Because the code doesn’t allow for short-term rentals, McCullough said that currently there isn’t even a system in place for hosts to get their properties licensed to run such a business.

“There is really no permit available for it,” McCullough said. “Our code just doesn’t allow it. You’ve got to be a bed and breakfast or a hotel or a motel to do transient accommodations.”


Despite the lack of regulation, there is still some city oversight for short-term rentals.

McCullough said that the city will ask a host to stop renting their property if a complaint is received.

“We’re not ignoring it,” McCullough said. “We’re actively enforcing when we get a complaint.”

McCullough said in general complaints are from neighbors, and two such complaints were received last year. He said that generally, complaints are associated with the impact of transient use on the neighborhood.

“Just the unknown of who is in the house next door, what new cars are in the neighborhood, the traffic that it brings, and the potential to become a party house, if not a party house for that weekend,” McCullough said. “And so it’s what differentiates the traditional, single-family residential neighborhood from transient accommodations. There’s a reason that zoning has that distinction.”

McCullough said in those instances, the city’s initial response is to send a letter asking the host to cease operating, and further action can be pursued if the host does not comply.

Given his experience in the rental market in Lawrence, Herbert said he actually sees a short-term rental as having less impact on the neighborhood than a long-term rental because he said there’s often a greater need to keep the property in good shape.

“I don’t see this as something that’s going to come in the community and start destroying and eroding our neighborhoods,” Herbert said. “The impact that long-term rentals have on a residential neighborhood is going to be far greater than the impact that Airbnb would ever have.”

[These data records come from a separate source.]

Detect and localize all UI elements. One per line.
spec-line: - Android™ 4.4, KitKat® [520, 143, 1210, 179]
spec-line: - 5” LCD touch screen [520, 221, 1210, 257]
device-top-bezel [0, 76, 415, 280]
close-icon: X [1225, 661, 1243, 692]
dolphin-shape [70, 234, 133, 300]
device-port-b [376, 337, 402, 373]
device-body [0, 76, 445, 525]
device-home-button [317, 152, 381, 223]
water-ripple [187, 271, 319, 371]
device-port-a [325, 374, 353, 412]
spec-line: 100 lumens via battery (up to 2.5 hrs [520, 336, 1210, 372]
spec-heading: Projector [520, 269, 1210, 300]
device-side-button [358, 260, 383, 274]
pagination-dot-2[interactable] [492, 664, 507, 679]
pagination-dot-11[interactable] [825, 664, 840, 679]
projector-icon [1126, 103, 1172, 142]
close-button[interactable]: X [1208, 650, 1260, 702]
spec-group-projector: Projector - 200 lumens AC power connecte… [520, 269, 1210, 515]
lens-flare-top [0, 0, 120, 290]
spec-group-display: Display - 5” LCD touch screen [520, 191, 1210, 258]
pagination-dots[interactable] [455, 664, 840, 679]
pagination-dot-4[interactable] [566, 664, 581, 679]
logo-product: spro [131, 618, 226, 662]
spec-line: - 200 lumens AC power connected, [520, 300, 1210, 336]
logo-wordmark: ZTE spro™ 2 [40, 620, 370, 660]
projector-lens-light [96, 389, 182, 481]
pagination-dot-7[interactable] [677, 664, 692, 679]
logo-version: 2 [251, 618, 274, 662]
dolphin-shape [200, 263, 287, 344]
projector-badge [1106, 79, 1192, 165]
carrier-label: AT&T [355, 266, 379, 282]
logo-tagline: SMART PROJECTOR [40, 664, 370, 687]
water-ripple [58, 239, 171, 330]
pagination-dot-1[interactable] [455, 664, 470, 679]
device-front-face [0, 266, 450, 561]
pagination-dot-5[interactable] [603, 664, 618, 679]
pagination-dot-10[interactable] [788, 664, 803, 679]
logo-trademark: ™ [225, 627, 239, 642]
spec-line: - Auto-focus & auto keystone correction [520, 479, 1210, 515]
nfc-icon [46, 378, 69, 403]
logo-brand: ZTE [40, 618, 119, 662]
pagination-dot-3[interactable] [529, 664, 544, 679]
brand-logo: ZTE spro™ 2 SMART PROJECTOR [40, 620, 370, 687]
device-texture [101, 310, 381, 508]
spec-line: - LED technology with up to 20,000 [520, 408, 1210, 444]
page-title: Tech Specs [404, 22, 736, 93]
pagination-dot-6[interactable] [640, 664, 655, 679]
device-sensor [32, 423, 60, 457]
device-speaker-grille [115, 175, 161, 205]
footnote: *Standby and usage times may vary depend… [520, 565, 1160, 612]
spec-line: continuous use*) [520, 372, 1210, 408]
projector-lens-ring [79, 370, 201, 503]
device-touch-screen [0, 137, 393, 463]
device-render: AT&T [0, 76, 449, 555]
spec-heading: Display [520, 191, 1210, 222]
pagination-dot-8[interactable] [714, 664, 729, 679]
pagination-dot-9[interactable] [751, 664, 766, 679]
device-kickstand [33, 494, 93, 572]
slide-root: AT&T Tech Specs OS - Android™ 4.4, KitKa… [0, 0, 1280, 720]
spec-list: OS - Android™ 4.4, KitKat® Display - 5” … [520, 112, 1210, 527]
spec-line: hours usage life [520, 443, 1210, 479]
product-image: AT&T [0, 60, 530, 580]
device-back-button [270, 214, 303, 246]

Still, Herbert acknowledged that the industry has its critics who say it encroaches on existing local hotels. Several local hotel operators did not return calls for this article. However, Herbert said that home-sharing and short-term rentals are where trends are heading.

“We’re just asking for these individuals to be given a chance to operate in the same free market that everyone else operates in,” Herbert said. “To me, it’s no different than (the ride-sharing company) Uber; taxi companies don’t like Uber, but this is kind of a 21st century shared economy.”

Potential changes

When considering zoning and regulation, the report will include a summary of what other cities are doing. McCullough said the report will indicate how cities similar in size and characteristics to Lawrence are handling short-term rentals.

McCullough said that information can be used by commissioners to decide whether they want to address the regulation of short-term rentals, and what might that procedure look like should they elect to do so.

McCullough said information is still being gathered for the report, which is not yet in its first draft. He said he expected it to be complete and brought before the City Commission within the next few months.

“What we haven’t done, and what this research will help us get direction to, is understand if we want to take a different direction with it and build codes that accommodate the use,” McCullough said.